Originally, my thinking was that I would build the socket plate, then build the socket "in-place" in the chassis/grid box.  I wasted many many hours trying to do that.  There is very little room to manouver with the grid box in place, and you can't really see what is going on with the socket assembly.  In my case, I could never get the tube to fit the socket correctly.  The grid tangs on the tube would never line up with the grid spring clips.  Finally I gave up on the idea of building the socket "in-place", and made the socket plate/grid line/socket as a separate assembly.

In so doing I made some observations about the assembly of the socket that for whatever reason were not (or incorrectly) accounted for in the original Handbook article:
One of the ceramic spacers is "split"...two pieces, less than half-height of the "normal" spacers
The "split" spacer is designed to fit around the bottom surface of the screen bypass capacitor that is build into the SK-800 socket.  The capacitor is made of 0.020" silver-plated brass. 

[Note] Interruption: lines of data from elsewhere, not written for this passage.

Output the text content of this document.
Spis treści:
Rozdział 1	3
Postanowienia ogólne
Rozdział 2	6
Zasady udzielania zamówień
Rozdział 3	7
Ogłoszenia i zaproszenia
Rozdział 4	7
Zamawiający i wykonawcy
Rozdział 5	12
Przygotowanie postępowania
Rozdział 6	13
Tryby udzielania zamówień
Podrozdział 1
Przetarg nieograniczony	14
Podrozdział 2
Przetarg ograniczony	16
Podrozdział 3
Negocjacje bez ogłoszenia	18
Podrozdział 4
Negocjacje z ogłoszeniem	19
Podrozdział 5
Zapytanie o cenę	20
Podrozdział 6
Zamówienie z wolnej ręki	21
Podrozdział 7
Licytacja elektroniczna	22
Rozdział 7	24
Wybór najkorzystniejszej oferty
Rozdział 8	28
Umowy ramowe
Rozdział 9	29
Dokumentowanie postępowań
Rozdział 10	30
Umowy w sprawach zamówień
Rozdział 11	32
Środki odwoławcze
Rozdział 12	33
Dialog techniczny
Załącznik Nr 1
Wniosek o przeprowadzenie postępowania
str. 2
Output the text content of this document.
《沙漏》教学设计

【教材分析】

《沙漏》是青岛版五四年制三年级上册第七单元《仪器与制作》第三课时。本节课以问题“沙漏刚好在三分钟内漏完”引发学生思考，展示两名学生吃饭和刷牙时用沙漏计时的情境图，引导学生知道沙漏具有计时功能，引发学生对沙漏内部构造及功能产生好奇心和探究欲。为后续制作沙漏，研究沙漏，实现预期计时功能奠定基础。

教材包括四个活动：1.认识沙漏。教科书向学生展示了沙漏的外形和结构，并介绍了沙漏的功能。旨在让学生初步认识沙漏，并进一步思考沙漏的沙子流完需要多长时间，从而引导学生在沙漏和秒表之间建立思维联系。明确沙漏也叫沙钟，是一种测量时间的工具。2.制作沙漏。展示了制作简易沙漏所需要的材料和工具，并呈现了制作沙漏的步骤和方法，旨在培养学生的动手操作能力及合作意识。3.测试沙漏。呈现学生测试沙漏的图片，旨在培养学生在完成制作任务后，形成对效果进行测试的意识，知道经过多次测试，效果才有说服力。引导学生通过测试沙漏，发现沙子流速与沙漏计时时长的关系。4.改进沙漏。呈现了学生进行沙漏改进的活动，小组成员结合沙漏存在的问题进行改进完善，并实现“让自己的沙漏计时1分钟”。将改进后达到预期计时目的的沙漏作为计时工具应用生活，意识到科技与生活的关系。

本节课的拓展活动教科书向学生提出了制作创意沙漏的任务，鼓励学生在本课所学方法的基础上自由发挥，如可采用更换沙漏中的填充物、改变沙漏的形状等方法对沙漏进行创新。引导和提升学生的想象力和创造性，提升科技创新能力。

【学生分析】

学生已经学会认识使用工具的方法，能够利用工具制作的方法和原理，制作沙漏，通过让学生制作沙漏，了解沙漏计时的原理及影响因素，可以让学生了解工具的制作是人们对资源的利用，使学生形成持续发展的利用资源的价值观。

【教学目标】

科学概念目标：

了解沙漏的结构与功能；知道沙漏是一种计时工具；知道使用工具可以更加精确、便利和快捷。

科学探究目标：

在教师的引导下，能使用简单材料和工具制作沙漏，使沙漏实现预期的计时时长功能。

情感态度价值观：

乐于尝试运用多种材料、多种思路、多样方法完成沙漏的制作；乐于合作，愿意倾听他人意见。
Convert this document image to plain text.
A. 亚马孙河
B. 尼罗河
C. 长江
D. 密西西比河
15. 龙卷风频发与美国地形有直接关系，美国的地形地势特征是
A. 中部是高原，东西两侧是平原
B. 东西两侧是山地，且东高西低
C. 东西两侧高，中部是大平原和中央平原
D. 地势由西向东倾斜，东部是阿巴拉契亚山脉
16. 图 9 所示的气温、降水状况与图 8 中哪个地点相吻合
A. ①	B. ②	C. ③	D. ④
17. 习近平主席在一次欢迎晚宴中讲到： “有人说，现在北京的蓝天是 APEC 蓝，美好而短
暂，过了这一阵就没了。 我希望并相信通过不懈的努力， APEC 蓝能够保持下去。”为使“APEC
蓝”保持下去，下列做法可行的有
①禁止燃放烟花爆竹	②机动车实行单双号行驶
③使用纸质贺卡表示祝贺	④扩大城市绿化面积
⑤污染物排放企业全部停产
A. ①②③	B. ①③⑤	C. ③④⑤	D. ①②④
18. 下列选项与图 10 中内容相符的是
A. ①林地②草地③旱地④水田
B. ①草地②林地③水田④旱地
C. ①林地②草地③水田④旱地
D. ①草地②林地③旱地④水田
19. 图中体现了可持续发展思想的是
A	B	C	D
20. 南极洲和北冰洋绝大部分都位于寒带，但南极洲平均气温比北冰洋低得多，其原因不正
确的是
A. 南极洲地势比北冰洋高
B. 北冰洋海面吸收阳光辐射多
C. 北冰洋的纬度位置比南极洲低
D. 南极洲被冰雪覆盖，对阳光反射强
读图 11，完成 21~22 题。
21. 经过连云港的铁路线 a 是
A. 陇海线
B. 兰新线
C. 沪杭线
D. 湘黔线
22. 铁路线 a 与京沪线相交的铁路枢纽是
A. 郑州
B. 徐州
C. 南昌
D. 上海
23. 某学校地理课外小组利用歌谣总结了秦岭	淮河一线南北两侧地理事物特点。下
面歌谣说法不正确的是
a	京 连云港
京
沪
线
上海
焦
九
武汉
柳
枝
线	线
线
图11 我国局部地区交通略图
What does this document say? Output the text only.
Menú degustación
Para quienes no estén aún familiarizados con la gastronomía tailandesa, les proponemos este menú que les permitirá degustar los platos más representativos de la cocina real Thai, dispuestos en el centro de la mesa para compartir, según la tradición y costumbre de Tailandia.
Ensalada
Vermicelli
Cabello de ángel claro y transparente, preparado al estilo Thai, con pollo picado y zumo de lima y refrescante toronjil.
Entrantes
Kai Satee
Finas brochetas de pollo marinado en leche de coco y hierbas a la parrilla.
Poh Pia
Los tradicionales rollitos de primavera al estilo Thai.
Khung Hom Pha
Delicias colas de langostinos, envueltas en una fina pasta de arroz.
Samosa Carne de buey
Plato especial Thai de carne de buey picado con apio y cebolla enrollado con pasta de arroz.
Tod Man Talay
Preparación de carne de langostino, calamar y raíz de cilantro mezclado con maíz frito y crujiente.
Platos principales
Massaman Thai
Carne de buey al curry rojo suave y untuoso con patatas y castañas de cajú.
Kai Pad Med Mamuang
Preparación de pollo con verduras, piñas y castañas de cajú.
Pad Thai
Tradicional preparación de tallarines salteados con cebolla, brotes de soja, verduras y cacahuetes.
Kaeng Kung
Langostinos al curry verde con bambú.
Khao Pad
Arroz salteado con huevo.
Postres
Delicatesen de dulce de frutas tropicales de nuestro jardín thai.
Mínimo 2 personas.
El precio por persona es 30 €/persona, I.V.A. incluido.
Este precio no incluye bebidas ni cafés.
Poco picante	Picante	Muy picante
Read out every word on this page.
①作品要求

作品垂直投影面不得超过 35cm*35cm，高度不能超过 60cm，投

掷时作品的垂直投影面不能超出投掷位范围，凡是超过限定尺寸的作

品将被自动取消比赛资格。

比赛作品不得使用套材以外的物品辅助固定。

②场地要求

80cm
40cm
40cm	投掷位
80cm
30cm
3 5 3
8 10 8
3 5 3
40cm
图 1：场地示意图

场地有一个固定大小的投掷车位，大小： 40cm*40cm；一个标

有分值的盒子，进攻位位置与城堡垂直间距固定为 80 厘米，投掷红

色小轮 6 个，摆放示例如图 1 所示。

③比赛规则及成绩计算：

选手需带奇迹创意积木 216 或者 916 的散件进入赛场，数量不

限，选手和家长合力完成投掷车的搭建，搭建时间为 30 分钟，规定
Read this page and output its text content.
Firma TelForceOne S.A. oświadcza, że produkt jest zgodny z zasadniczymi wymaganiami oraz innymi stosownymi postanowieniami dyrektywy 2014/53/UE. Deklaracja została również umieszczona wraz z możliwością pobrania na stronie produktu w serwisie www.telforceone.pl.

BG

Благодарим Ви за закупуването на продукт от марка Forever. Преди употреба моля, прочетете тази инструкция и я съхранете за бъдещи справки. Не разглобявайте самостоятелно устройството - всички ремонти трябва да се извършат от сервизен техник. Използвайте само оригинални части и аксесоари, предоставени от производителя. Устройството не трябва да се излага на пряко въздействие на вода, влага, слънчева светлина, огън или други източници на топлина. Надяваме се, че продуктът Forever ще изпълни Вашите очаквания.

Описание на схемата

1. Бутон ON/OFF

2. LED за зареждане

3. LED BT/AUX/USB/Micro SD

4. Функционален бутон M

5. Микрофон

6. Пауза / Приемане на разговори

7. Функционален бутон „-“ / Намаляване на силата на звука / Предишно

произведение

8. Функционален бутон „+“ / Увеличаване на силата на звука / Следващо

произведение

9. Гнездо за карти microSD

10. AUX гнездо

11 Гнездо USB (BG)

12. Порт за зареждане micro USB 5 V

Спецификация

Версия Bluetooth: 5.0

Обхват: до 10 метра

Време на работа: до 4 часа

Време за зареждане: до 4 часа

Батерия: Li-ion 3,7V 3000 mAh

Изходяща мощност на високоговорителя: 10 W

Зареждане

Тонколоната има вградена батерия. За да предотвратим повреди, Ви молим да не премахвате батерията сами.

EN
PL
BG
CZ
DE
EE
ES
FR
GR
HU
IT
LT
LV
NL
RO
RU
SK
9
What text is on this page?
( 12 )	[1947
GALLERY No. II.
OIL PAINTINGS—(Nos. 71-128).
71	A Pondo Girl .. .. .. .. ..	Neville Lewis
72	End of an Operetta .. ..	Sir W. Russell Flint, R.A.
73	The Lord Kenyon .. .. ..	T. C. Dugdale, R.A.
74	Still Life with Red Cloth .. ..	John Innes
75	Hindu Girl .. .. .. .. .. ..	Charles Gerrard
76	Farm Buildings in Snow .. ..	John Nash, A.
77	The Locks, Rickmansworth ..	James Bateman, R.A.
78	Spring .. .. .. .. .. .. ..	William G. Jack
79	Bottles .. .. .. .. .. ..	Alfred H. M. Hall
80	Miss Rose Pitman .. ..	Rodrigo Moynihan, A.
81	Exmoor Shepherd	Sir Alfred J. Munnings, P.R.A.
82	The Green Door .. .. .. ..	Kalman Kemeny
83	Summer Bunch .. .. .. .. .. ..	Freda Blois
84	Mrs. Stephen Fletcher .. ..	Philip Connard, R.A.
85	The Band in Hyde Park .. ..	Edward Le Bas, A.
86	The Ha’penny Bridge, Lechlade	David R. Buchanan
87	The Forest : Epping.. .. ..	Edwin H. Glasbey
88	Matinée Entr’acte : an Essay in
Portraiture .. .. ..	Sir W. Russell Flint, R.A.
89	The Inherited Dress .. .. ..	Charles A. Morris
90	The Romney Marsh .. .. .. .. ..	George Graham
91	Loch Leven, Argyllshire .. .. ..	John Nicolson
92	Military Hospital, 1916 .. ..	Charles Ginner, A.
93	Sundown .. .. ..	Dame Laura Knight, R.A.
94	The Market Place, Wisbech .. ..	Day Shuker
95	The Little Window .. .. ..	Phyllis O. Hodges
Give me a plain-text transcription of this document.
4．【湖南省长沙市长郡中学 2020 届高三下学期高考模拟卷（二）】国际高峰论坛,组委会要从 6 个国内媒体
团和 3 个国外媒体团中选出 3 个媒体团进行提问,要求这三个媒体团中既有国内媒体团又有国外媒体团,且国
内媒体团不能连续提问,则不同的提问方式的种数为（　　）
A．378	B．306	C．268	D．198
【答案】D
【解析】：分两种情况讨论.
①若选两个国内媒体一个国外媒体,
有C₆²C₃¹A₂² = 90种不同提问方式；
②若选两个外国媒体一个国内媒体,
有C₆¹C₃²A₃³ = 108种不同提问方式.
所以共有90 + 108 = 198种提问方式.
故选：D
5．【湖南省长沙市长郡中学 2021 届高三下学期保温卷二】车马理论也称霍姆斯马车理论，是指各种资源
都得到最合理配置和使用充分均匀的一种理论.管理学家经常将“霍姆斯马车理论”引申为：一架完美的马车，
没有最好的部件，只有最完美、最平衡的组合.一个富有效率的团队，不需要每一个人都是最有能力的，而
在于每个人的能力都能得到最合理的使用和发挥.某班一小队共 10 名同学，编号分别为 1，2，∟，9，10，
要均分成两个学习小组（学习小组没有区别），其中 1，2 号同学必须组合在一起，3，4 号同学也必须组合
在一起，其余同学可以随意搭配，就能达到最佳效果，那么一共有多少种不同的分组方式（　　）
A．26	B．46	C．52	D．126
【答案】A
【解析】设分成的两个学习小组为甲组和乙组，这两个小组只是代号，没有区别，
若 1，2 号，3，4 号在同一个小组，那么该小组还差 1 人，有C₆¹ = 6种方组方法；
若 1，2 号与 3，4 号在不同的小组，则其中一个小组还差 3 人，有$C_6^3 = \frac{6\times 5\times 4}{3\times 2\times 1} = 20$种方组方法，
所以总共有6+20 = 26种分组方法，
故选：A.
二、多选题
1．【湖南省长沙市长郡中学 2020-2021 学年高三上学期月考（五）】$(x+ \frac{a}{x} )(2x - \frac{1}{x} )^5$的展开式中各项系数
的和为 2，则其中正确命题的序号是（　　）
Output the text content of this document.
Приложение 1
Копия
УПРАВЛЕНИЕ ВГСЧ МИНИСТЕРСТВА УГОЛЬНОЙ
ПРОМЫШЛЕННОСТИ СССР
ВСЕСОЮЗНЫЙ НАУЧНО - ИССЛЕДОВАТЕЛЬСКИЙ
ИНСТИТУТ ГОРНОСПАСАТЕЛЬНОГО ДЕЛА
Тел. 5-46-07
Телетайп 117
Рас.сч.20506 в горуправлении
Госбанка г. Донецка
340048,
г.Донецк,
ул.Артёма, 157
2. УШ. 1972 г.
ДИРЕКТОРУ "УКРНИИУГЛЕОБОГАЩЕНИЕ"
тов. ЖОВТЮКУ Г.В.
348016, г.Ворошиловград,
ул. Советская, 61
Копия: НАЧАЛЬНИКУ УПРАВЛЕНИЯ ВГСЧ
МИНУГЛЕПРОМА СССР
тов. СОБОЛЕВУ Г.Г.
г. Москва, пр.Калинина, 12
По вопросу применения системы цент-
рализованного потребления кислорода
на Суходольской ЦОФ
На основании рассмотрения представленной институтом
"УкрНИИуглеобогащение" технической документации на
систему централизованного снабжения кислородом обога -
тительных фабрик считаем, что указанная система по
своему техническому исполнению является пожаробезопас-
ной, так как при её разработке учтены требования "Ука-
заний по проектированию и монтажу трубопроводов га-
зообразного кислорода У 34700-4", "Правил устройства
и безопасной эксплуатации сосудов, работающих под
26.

The article does not explicitly show how to interface the grid line with the rest of the socket.  But there is no way that the originally-specified 0.062" brass would work with my particular socket arrangement.  One set of socket spring clips would be spaced too far.  So I made my grid line and socket plate out of 0.025" brass (closest I could find).
The callout hole in the grid line is too small to "sit" the grid spring clips onto (thus relying on physical contact for electrical continuity).  The clips have some tensioning bends built into them which require the callout hole to be a bit larger to avoid pushing the clips away from horizontal.
My implementation of the grid line/socket plate/socket as a subassembly.  The heater and cathode bypass capacitors are in place.  The 0.010" teflon and the opposite "plate" of the DC block are not assembled in these pictures.
Note the "split" spacers are on either side of the grid line.  I soldered #6 brass nuts as "wires" to connect the grid spring clips to the grid line. 

The main tests are:  does the tube fit?  Do all the tangs wedge into their spring clips?  And do the screen tangs (pinching against the socket plate) capture the screen tangs of the tube?